The competition aims to unearth new groundbreaking ideas that exploit developments in 3D printing, mobile phone based scanning technology and web based design applications to improve the incomes and livelihoods of people in developing countries.
Techfortrade is funding a $100k prize to enable the winning entry to be implemented and it’s hoped that the challenge will generate enough interest for other entrants to also attract offers of support. The challenge is also being supported by 3D printer and rapid manufacturing machine companies MakerBot and Econolyst.
The challenge is open for anyone to enter and entries should focus on the reduction of poverty, aiding the development of local communities.
Potential ideas for entries could involve using 3D printed models and parts to improve agriculture practices, water supply or filtration processes, or energy supplies for rural or impoverished areas. An example suggested by techfortrade is creating parts on a 3D printer for broken waterpumps that can then be easily fixed by locals, rather than having to source parts and repairs from elsewhere. The technology could also be used generate income by manufacturing entirely new products from recycled plastic.
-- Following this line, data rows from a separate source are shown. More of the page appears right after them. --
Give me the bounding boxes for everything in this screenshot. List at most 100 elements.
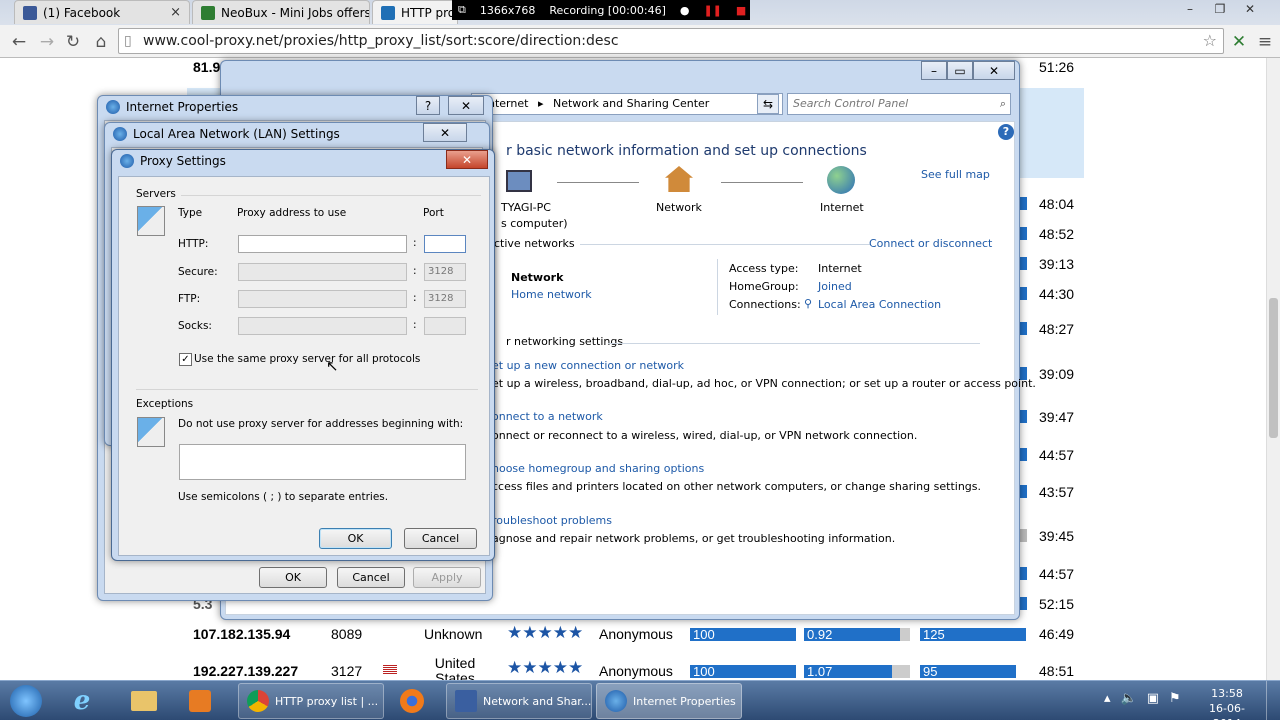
close-icon[interactable]: ✕ <box>1240 2 1260 16</box>
menu-icon[interactable]: ≡ <box>1254 31 1276 53</box>
task-homegroup-link[interactable]: hoose homegroup and sharing options <box>492 462 704 475</box>
task-troubleshoot-link[interactable]: roubleshoot problems <box>492 514 612 527</box>
taskbar-chrome-button[interactable]: HTTP proxy list | ... <box>238 683 384 719</box>
neobux-icon <box>201 5 215 20</box>
action-center-icon[interactable]: ⚑ <box>1169 691 1181 706</box>
secure-port-input[interactable]: 3128 <box>424 263 466 281</box>
taskbar-network-button[interactable]: Network and Shar... <box>446 683 592 719</box>
browser-toolbar: ← → ↻ ⌂ ▯ www.cool-proxy.net/proxies/htt… <box>0 25 1280 58</box>
back-icon[interactable]: ← <box>8 31 30 53</box>
tab-label: (1) Facebook <box>43 5 121 20</box>
window-title-text: Internet Properties <box>126 100 239 114</box>
cancel-button[interactable]: Cancel <box>404 528 477 549</box>
tab-close-icon[interactable]: × <box>170 5 181 20</box>
connection-icon: ⚲ <box>804 297 813 310</box>
pause-icon[interactable]: ❚❚ <box>703 4 721 17</box>
help-icon[interactable]: ? <box>998 124 1014 140</box>
forward-icon[interactable]: → <box>36 31 58 53</box>
show-hidden-icons-icon[interactable]: ▴ <box>1104 691 1111 706</box>
bookmark-star-icon[interactable]: ☆ <box>1203 29 1217 53</box>
clock[interactable]: 13:58 16-06-2014 <box>1196 686 1258 720</box>
http-address-input[interactable] <box>238 235 407 253</box>
time-cell: 39:13 <box>1039 256 1075 272</box>
anonymity-cell: Anonymous <box>599 626 673 642</box>
scrollbar-thumb[interactable] <box>1269 298 1278 438</box>
breadcrumb-item[interactable]: nternet <box>488 97 528 110</box>
extension-icon[interactable]: ✕ <box>1228 31 1250 53</box>
colon-separator: : <box>413 237 417 249</box>
cancel-button[interactable]: Cancel <box>337 567 405 588</box>
network-tray-icon[interactable]: ▣ <box>1147 691 1159 706</box>
time-cell: 44:30 <box>1039 286 1075 302</box>
access-type-value: Internet <box>818 262 862 275</box>
restore-icon[interactable]: ❐ <box>1210 2 1230 16</box>
search-icon[interactable]: ⌕ <box>1000 94 1006 114</box>
tab-http-proxy[interactable]: HTTP prox <box>372 0 458 24</box>
ftp-port-input[interactable]: 3128 <box>424 290 466 308</box>
network-type-link[interactable]: Home network <box>511 288 592 301</box>
reload-icon[interactable]: ↻ <box>62 31 84 53</box>
time-cell: 48:27 <box>1039 321 1075 337</box>
address-bar[interactable]: ▯ www.cool-proxy.net/proxies/http_proxy_… <box>118 28 1224 54</box>
exceptions-icon <box>137 417 165 447</box>
ftp-address-input[interactable] <box>238 290 407 308</box>
minimize-icon[interactable]: – <box>1180 2 1200 16</box>
task-setup-connection-link[interactable]: et up a new connection or network <box>492 359 684 372</box>
url-text: www.cool-proxy.net/proxies/http_proxy_li… <box>143 33 619 49</box>
apply-button[interactable]: Apply <box>413 567 481 588</box>
socks-port-input[interactable] <box>424 317 466 335</box>
close-icon[interactable]: ✕ <box>448 96 484 115</box>
window-title-text: Proxy Settings <box>140 154 226 168</box>
refresh-icon[interactable]: ⇆ <box>757 94 779 114</box>
http-port-input[interactable] <box>424 235 466 253</box>
volume-icon[interactable]: 🔈 <box>1121 691 1137 706</box>
homegroup-link[interactable]: Joined <box>818 280 852 293</box>
help-icon[interactable]: ? <box>416 96 440 115</box>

To encourage potential entrants to brainstorm ideas with industry experts techfortrade will hold a series of free workshops. The workshops will be held in four international locations:
- New York, MakerBot Industries– 12 May 2012
- London, Westminster Hub – 17 May 2012
- Johannesburg, Hackerspace – 22 May 2012
- Nairobi, Nairobi University FabLab– 25 May 2012
“MakerBot is committed to increasing access to 3D printing technology and to supporting those who can benefit from it,” said MakerBot founder Bre Pettis. “Working with techfortrade on 3D4D is an exciting way to encourage innovation and create new ideas and applications for our technology to help improve the lives of people around the world.”
According to chief executive of techfortrade, William Hoyle, “We have yet to tap the full potential of this exciting new technology which presents a great opportunity for poor communities to access the resources that they need to help overcome difficult conditions. We look forward to seeing what creative solutions the entrants come up with to help alleviate poverty in developing countries.”